И почти шепотом она вкратце рассказала Герману всю историю. Полгода назад мать Лодевейка прооперировали, и одно время все выглядело неплохо, как вдруг стало вопросом всего лишь нескольких месяцев. Отец умер, когда Лодевейку было одиннадцать. У него не было ни братьев, ни сестер. «Значит, и он тоже единственный ребенок», – чуть было не сказала Лаура, но вовремя прикусила язык. Она удивилась – прежде всего самой себе, что она только сейчас осознала: в их компании два единственных ребенка.

– Ладно, – сказал Герман, когда она закончила; тем временем тарелки, бокалы, ножи и вилки были уже на подставке, а он все еще занимался первой чашкой. – Но это, конечно, нехорошо.
– Да, – сказала Лаура, а потом посмотрела на Германа. – Что ты хочешь этим сказать? – спросила она. – Что нехорошо?
– Что вы оберегаете его, не разговаривая о его матери. Я хочу сказать, что
не знал
этого. Но если бы знал, то сказал бы в точности то же самое.
Лаура вдруг почувствовала, что лицу стало жарко.

– Как это мы
не разговариваем

о его маме? – сказала она. – Мы все время только о ней и говорим. Мы спрашиваем его, как ее здоровье. Перед каникулами мы все навестили ее в больнице. Принесли ей подарки. Цветы. Что-то вкусненькое. Оказалось, правда, что бо`льшую часть ей нельзя, но ведь дело в самой идее. Это было довольно тяжело. У его мамы совсем пожелтело лицо… Я хочу сказать, что знала ее, когда она еще была здорова. Она совсем распухла. Ужасно. Но мы вели себя как можно обычнее. Мы шутили, и мама Лодевейка искренне смеялась, хотя было видно, что ей трудно.

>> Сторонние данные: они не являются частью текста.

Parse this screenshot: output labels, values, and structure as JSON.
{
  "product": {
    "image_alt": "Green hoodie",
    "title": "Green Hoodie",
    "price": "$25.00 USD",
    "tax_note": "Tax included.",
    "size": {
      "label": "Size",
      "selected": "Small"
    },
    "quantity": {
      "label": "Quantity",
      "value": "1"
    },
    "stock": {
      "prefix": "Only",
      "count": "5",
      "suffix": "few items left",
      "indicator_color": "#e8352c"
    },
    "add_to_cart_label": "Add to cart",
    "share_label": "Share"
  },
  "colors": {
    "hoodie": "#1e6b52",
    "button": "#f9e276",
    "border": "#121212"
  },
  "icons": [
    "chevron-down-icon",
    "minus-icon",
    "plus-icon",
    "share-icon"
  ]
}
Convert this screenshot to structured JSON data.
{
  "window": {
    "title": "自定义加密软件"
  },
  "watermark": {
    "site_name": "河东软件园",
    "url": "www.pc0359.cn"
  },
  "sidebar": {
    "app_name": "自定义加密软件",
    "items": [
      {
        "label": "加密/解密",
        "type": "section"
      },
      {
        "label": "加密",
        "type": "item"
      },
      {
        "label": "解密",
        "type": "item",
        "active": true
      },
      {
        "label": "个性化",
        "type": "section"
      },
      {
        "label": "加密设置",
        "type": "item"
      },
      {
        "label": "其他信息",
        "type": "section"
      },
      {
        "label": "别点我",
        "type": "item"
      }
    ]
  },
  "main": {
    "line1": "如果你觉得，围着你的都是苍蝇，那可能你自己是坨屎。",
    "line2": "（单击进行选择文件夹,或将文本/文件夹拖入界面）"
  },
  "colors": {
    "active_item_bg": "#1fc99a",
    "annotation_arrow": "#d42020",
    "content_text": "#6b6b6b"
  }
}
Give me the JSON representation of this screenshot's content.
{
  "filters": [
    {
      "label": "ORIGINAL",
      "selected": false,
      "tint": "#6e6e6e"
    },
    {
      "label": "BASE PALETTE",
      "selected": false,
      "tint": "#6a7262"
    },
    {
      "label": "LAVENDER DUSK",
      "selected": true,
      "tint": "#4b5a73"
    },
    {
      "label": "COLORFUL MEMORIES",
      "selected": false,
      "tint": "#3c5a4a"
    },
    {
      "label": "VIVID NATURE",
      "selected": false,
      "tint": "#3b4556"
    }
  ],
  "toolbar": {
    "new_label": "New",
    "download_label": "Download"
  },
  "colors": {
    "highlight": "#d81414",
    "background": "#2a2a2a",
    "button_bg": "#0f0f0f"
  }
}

Михаэл сделал для нее такую штуку из двух плечиков и дощечки – ее можно поставить на кровать, чтобы не нужно было держать книгу, которую читаешь.

– Но выяснилось, что она не читает книг, – сказала Стелла. – Только журналы светской хроники. Ну да ладно, как сказала Лаура, дело в самой идее.
– Блин, – сказал Герман.
Он развернул полотенце. В нем лежали чашка и отколотая ручка.
– Пересушил, – сказал Герман.
Несмотря на то что это была любимая мамина чашка – Лаура знала, потому что чашка принадлежала еще бабушке, – она рассмеялась.
– Что такое?
Стелла повернулась вполоборота.

– Герман! – сказала она, увидев чашку с отколотой ручкой, лежащую на развернутом полотенце. – Чем ты занимаешься? Ты что, никогда не вытирал посуду? Смотри, сколько еще работы. Давай пошевеливайся.
– Слушаюсь, – сказал Герман.
Он посмотрел на Лауру и состроил рожицу. Детскую рожицу – как ребенок, у которого рассерженная соседка отняла футбольный мяч.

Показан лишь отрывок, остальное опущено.